In his remarks, the Secretary to the Government of the Federation (SGF), Boss Mustapha, urged Christian leaders to continue with the high level of compliance to COVID-19 protocols as observed in churches across the country.
He said the virus is no respecter of persons and has affected every group of persons in the society including the religious institution.
“This is why we must come together as one people with one voice to use our influence to promote both the non-pharmaceutical preventive measures and vaccination,” he said.
He said religious rulers are highly revered in the society; hence the need to leverage on this divine influence to instil wisdom in the people.

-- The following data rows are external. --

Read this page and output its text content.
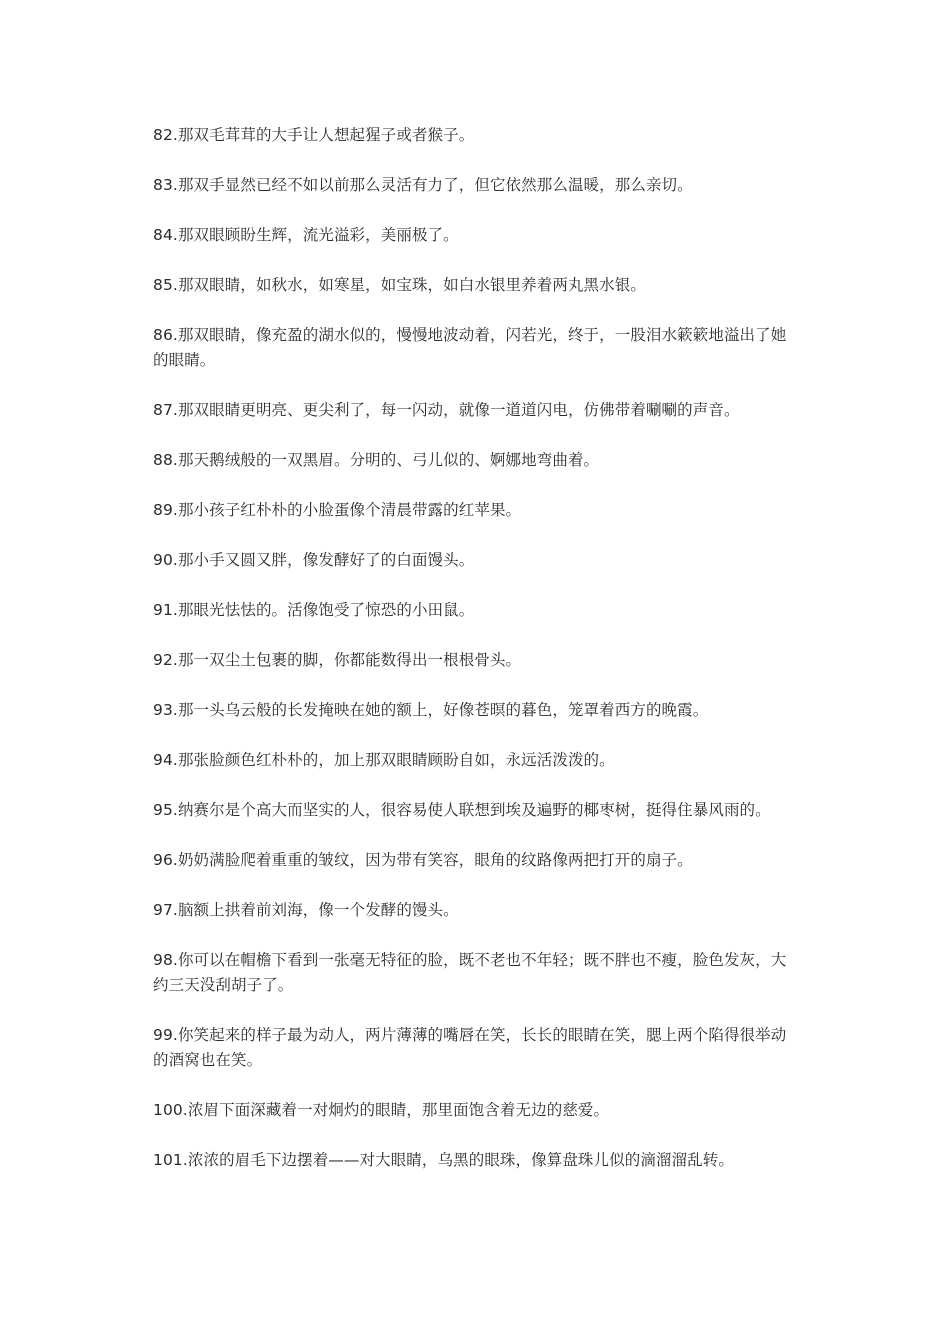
82.那双毛茸茸的大手让人想起猩子或者猴子。

83.那双手显然已经不如以前那么灵活有力了，但它依然那么温暖，那么亲切。

84.那双眼顾盼生辉，流光溢彩，美丽极了。

85.那双眼睛，如秋水，如寒星，如宝珠，如白水银里养着两丸黑水银。

86.那双眼睛，像充盈的湖水似的，慢慢地波动着，闪若光，终于，一股泪水簌簌地溢出了她的眼睛。

87.那双眼睛更明亮、更尖利了，每一闪动，就像一道道闪电，仿佛带着唰唰的声音。

88.那天鹅绒般的一双黑眉。分明的、弓儿似的、婀娜地弯曲着。

89.那小孩子红朴朴的小脸蛋像个清晨带露的红苹果。

90.那小手又圆又胖，像发酵好了的白面馒头。

91.那眼光怯怯的。活像饱受了惊恐的小田鼠。

92.那一双尘土包裹的脚，你都能数得出一根根骨头。

93.那一头乌云般的长发掩映在她的额上，好像苍暝的暮色，笼罩着西方的晚霞。

94.那张脸颜色红朴朴的，加上那双眼睛顾盼自如，永远活泼泼的。

95.纳赛尔是个高大而坚实的人，很容易使人联想到埃及遍野的椰枣树，挺得住暴风雨的。

96.奶奶满脸爬着重重的皱纹，因为带有笑容，眼角的纹路像两把打开的扇子。

97.脑额上拱着前刘海，像一个发酵的馒头。

98.你可以在帽檐下看到一张毫无特征的脸，既不老也不年轻；既不胖也不瘦，脸色发灰，大约三天没刮胡子了。

99.你笑起来的样子最为动人，两片薄薄的嘴唇在笑，长长的眼睛在笑，腮上两个陷得很举动的酒窝也在笑。

100.浓眉下面深藏着一对炯灼的眼睛，那里面饱含着无边的慈爱。

101.浓浓的眉毛下边摆着——对大眼睛，乌黑的眼珠，像算盘珠儿似的滴溜溜乱转。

“Be rest assured the Nigerian Government seeks to protect all her citizens and would do her maximum best to ensure the vaccines provided are safe, verified and tested,” Mr Mustapha said.
The presidency had warned against further violations of the safety protocols to avert fresh lockdown.
In his welcome address, the Executive Director of NPHCDA, Faisal Shuaib, noted that evidence from previous vaccinations shows that faith leaders play a critical role in vaccine rollout.
According to him “they work in communities to involve them in the process, ensuring that they are distributed fairly and fully accepted.”
Mr Shuaib, however, urged religious leaders to challenge inaccurate and harmful messages that could threaten the effective public health response to the pandemic.